Cheap Game Tuesday: ‘Far Cry 3’
With the sequel rolling onto shelves in the coming months, nows a good a time as ever to go back and revisit (or check out) this must-play title from the previous console generation. It can be nabbed cheaply from Steam or the PSN, and there’s more than a couple of copies floating around the pre-owned piles, and it easily sits alongside GTA V and Red Dead Redemption as one of the absolutely unmissable games on the PS3. It’s got stunning graphics, tight gameplay and an overall polished feeling that sustains the game over the long play time.
If you haven’t played any of the previous games in the series, do not be afraid. This is a completely isolated story and with unique characters. And in a break from the usual super-powerful one man soldier who often inhabits first person shooters you play a privileged white boy on vacation with his wealthy buddies and brothers. In between the nightclubs, water sports and jet skis you and your cohort are abducted by white slavers, which is where the game begins. You escape captivity with your brother (who doesn’t make it) and are taken in by some of the locals. With their help you set out on your path to becoming a true warrior in order to save your friends…but at the end of it all, can you really go back to your old life? You’ve also got an interesting villain behind it all in the batshit crazy Vaas, who dominates the cover art for the game. You’ll meet him in the prologue, and you’ll not likely forget him.

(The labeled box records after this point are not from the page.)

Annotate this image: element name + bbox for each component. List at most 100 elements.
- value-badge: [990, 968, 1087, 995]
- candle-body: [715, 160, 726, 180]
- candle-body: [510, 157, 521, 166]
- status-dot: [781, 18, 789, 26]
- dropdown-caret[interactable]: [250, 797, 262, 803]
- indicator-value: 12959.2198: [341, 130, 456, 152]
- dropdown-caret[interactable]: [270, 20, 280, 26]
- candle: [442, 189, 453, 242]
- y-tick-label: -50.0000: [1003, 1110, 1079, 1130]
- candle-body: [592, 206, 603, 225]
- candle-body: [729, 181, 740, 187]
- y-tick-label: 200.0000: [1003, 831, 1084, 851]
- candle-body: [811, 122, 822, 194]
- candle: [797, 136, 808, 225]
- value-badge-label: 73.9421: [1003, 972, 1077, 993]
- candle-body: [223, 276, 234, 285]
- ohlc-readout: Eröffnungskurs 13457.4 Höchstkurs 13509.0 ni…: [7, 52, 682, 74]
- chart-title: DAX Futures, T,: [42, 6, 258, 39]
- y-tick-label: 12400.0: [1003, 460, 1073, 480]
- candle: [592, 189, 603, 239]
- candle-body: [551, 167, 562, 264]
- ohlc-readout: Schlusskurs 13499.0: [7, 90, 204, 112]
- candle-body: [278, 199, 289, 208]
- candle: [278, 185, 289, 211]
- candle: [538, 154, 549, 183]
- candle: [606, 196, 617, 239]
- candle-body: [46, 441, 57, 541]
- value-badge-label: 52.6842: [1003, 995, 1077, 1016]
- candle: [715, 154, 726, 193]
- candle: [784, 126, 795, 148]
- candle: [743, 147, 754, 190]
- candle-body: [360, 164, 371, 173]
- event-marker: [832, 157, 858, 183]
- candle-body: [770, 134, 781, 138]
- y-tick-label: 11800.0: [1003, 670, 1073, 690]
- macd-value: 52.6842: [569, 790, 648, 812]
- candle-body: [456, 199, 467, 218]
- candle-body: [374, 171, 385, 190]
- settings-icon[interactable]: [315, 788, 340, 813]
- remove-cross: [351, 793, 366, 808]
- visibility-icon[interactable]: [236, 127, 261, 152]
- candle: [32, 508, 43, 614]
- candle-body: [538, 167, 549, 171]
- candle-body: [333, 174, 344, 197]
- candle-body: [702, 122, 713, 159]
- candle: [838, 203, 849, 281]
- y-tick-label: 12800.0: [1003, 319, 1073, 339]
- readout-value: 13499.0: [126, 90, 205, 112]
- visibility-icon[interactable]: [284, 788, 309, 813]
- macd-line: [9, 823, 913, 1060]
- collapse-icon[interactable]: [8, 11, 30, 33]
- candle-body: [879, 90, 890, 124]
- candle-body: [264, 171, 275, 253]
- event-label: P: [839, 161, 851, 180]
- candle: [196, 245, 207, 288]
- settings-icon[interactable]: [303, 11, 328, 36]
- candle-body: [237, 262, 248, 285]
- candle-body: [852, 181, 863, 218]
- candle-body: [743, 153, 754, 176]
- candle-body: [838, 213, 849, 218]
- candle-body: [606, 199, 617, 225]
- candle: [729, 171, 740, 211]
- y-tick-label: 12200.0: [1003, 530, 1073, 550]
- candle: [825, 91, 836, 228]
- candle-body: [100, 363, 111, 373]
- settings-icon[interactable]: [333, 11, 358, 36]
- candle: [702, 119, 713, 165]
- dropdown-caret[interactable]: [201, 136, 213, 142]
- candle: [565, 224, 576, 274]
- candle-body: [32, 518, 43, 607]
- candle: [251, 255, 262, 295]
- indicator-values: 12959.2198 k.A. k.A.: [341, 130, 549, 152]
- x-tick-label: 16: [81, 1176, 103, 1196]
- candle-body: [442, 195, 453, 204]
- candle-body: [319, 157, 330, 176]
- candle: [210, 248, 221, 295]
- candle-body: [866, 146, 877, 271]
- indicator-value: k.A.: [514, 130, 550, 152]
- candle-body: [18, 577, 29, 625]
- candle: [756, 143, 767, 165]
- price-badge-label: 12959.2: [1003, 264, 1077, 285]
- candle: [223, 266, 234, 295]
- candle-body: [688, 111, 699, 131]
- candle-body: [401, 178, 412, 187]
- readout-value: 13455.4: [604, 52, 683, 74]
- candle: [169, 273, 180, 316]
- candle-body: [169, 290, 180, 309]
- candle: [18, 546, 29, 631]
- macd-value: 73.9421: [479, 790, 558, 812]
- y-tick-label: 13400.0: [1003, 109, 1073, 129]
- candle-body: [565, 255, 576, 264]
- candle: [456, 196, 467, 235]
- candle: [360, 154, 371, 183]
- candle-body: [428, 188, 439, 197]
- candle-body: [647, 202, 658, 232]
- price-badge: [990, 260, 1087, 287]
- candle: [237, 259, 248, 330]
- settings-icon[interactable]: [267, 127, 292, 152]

The concept is fresh enough to be interesting, and it does a reasonable job of putting the player in Jason’s boots as he embarks on a journey that teaches him how to kill, hunt and survive amid rituals and enough drug trips to fuel burning man. In addition to the shooting and driving you have to gather plant life to fashion into drugs for health and boosts and hunt animals for survival and to craft new items. You unlock a trove of weaponry ranging from machetes to flamethrowers and grenade launchers. For the stealth and awesomeness aspect we tended to favour the recurve bow for creeping through the undergrowth, picking off the guards as we make our move to take over an enemy compound. Molotov cocktails and flaming arrows proved a bit more effective than the usual ‘plus damage’ they usually offer in gaming by sending flames spreading across the area putting everyone at risk.
The living sandbox environment can contain quite a few surprises for unsuspecting players. Komodo dragons lurk near the ground, threatening to take a chunk out if you’re not paying attention. I wasn’t aware that there were tiger sharks in the game until I was halfway across a lagoon and one appeared before me, giving me the biggest shock I’ve ever had in twenty years of playing video games (close second being the discovery of crocodiles later in the game). Sometimes they can be played for the advantage, such as shooting the lock of a cage housing a tiger in an enemy compound and letting it do some of the hard work.
Throughout the game you’re given ample opportunity and equipment to take the stealth route or the guns blazing route, or switch back and forth as the mood takes you. Progression is made with a skill tree rather than a karma metre, so you’re not restricted to one play style over another for the bulk of the game. Each approach has its pros and cons, so you can let each individual scenario play out as you see fit. If you want to work through the skills quickly the island is littered with collectable items including letters of WWII Japanese soldiers, relics of an ancient tribe and memory cards containing a recipe for meth (Breaking Bad easter egg included). Plenty of optional side quests, mostly involving hunting a unique animal or dispatching of a troublesome pirate using a knife, dot the map as well. Between the missions and collectibles there’s plenty of reasons to wander around the place enjoying the scenery. You’re unlikely to visit a place this spectacular in a virtual world any time soon.
If you haven’t upgraded to the newest console yet, give Far Cry 3 a whirl.